J Neurophysiol. 2001 May;85(5):2088-99. doi: 10.1152/jn.2001.85.5.2088.
Two forms of short-term plasticity at inhibitory synapses were investigated in adult rat striatal brain slices using intracellular recordings. Intrastriatal stimulation in the presence of the ionotropic glutamate receptor antagonists 6-cyano-7-nitroquinoxaline-2,3-dione (20 microM) and D,L-2-amino-5-phosphonovaleric acid (50 microM) produced an inhibitory postsynaptic potential (IPSP) that reversed polarity at -76 +/- 1 (SE) mV and was sensitive to bicuculline (30 microM). The IPSP rectified at hyperpolarized membrane potentials due in part to activation of K(+) channels. The IPSP exhibited two forms of short-term plasticity, paired-pulse depression (PPD) and synaptic augmentation. PPD lasted for several seconds and was greatest at interstimulus intervals (ISIs) of several hundred milliseconds, reducing the IPSP to 80 +/- 2% of its control amplitude at an ISI of 200 ms. Augmentation of the IPSP, elicited by a conditioning train of 15 stimuli applied at 20 Hz, was 119 +/- 1% of control when sampled 2 s after the conditioning train. Augmentation decayed with a time constant of 10 s. We tested if PPD and augmentation modify the ability of the IPSP to prevent the generation of action potentials. A train of action potentials triggered by a depolarizing current injection of constant amplitude could be interrupted by stimulation of an IPSP. If this IPSP was the second in a pair of IPSPs, it was less effective in blocking spikes due to PPD. By contrast, augmented IPSPs were more effective in blocking spikes. The same results were achieved when action potentials were triggered by a depolarizing current injection of varying amplitude, a manipulation that produces nearly identical spike times from trial to trial and approximates the in vivo behavior of these neurons. These results demonstrate that short-term plasticity of inhibition can modify the output of the striatum and thus may be an important component of information processing during behaviors that involve the striatum.

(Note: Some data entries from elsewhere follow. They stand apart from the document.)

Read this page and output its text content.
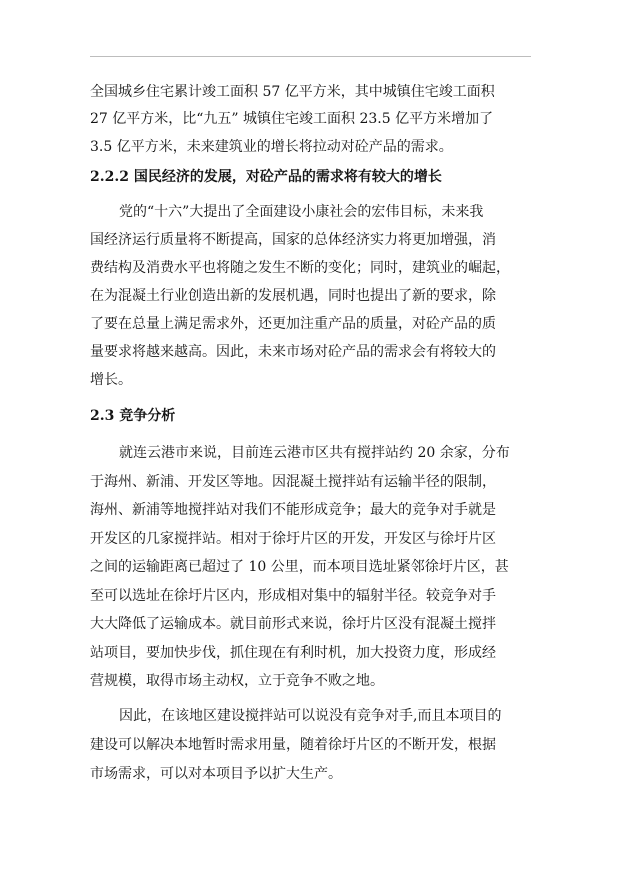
全国城乡住宅累计竣工面积 57 亿平方米，其中城镇住宅竣工面积
27 亿平方米，比“九五” 城镇住宅竣工面积 23.5 亿平方米增加了
3.5 亿平方米，未来建筑业的增长将拉动对砼产品的需求。
2.2.2 国民经济的发展，对砼产品的需求将有较大的增长
党的“十六”大提出了全面建设小康社会的宏伟目标，未来我
国经济运行质量将不断提高，国家的总体经济实力将更加增强，消
费结构及消费水平也将随之发生不断的变化；同时，建筑业的崛起，
在为混凝土行业创造出新的发展机遇，同时也提出了新的要求，除
了要在总量上满足需求外，还更加注重产品的质量，对砼产品的质
量要求将越来越高。因此，未来市场对砼产品的需求会有将较大的
增长。
2.3 竞争分析
就连云港市来说，目前连云港市区共有搅拌站约 20 余家，分布
于海州、新浦、开发区等地。因混凝土搅拌站有运输半径的限制，
海州、新浦等地搅拌站对我们不能形成竞争；最大的竞争对手就是
开发区的几家搅拌站。相对于徐圩片区的开发，开发区与徐圩片区
之间的运输距离已超过了 10 公里，而本项目选址紧邻徐圩片区，甚
至可以选址在徐圩片区内，形成相对集中的辐射半径。较竞争对手
大大降低了运输成本。就目前形式来说，徐圩片区没有混凝土搅拌
站项目，要加快步伐，抓住现在有利时机，加大投资力度，形成经
营规模，取得市场主动权，立于竞争不败之地。
因此，在该地区建设搅拌站可以说没有竞争对手,而且本项目的
建设可以解决本地暂时需求用量，随着徐圩片区的不断开发，根据
市场需求，可以对本项目予以扩大生产。
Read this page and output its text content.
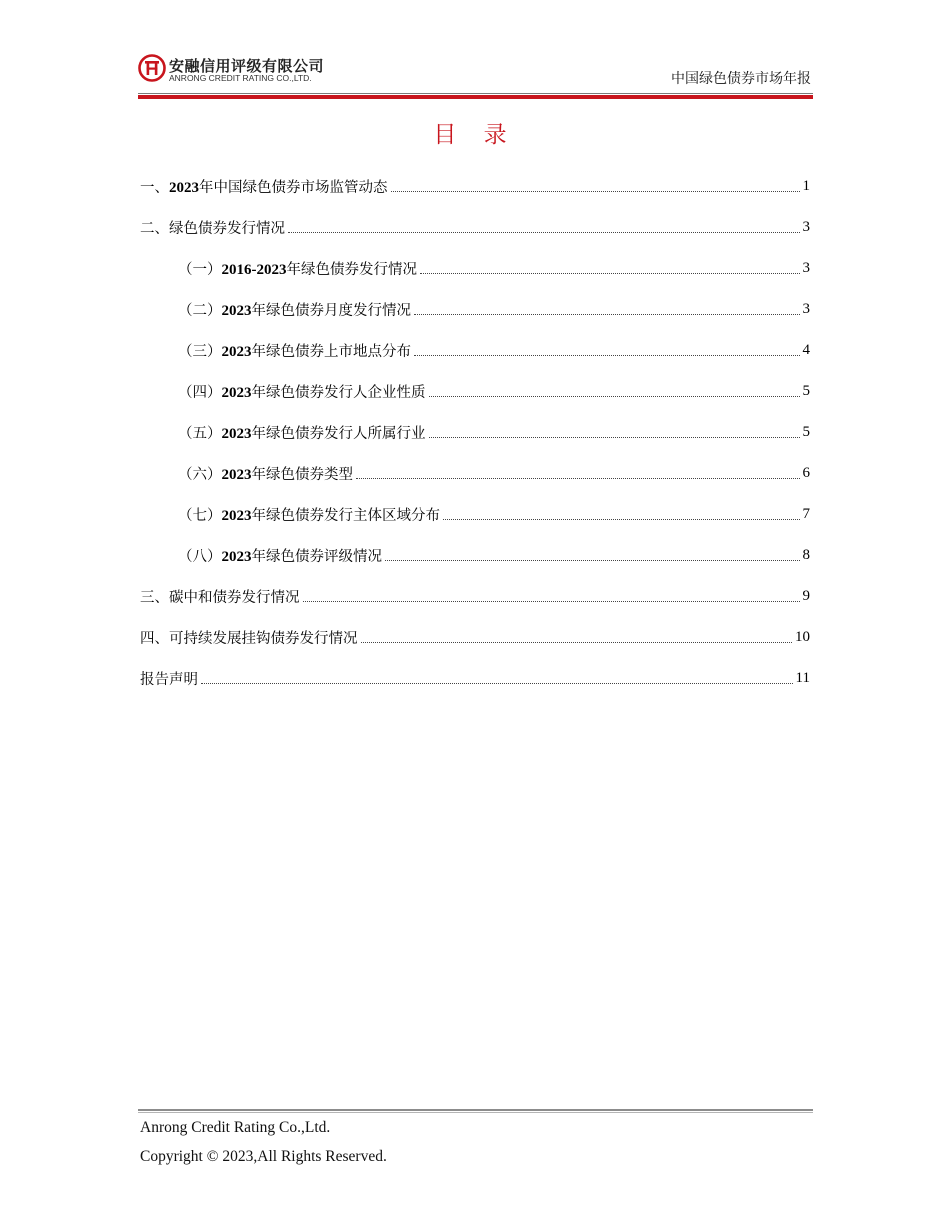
安融信用评级有限公司
ANRONG CREDIT RATING CO.,LTD.	中国绿色债券市场年报
目 录
一、2023年中国绿色债券市场监管动态	1
二、绿色债券发行情况	3
（一）2016-2023年绿色债券发行情况	3
（二）2023年绿色债券月度发行情况	3
（三）2023年绿色债券上市地点分布	4
（四）2023年绿色债券发行人企业性质	5
（五）2023年绿色债券发行人所属行业	5
（六）2023年绿色债券类型	6
（七）2023年绿色债券发行主体区域分布	7
（八）2023年绿色债券评级情况	8
三、碳中和债券发行情况	9
四、可持续发展挂钩债券发行情况	10
报告声明	11
Anrong Credit Rating Co.,Ltd.
Copyright © 2023,All Rights Reserved.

利用细胞内记录技术,在成年大鼠纹状体脑片中研究了抑制性突触处的两种短期可塑性形式。在离子型谷氨酸受体拮抗剂6-氰基-7-硝基喹喔啉-2,3-二酮(20微摩尔)和D,L-2-氨基-5-膦酰基戊酸(50微摩尔)存在的情况下,纹状体内刺激产生了抑制性突触后电位(IPSP),其反转电位为-76±1(标准误)毫伏,且对荷包牡丹碱(30微摩尔)敏感。IPSP在超极化膜电位时发生整流,部分原因是钾离子通道的激活。IPSP表现出两种短期可塑性形式,即双脉冲抑制(PPD)和突触增强。PPD持续数秒,在数百毫秒的刺激间隔(ISI)时最为明显,在200毫秒的ISI时,IPSP减小至其对照幅度的80±2%。由以20赫兹施加的15次刺激的条件刺激串引发的IPSP增强,在条件刺激串后2秒采样时为对照的119±1%。增强以10秒的时间常数衰减。我们测试了PPD和增强是否会改变IPSP阻止动作电位产生的能力。由恒定幅度的去极化电流注入触发的一串动作电位可被IPSP刺激中断。如果这个IPSP是一对IPSP中的第二个,由于PPD,它在阻断尖峰方面的效果较差。相比之下,增强的IPSP在阻断尖峰方面更有效。当由幅度变化的去极化电流注入触发动作电位时,也得到了相同的结果,这种操作在每次试验中产生几乎相同的尖峰时间,并近似于这些神经元的体内行为。这些结果表明,抑制的短期可塑性可以改变纹状体的输出,因此可能是涉及纹状体的行为过程中信息处理的重要组成部分。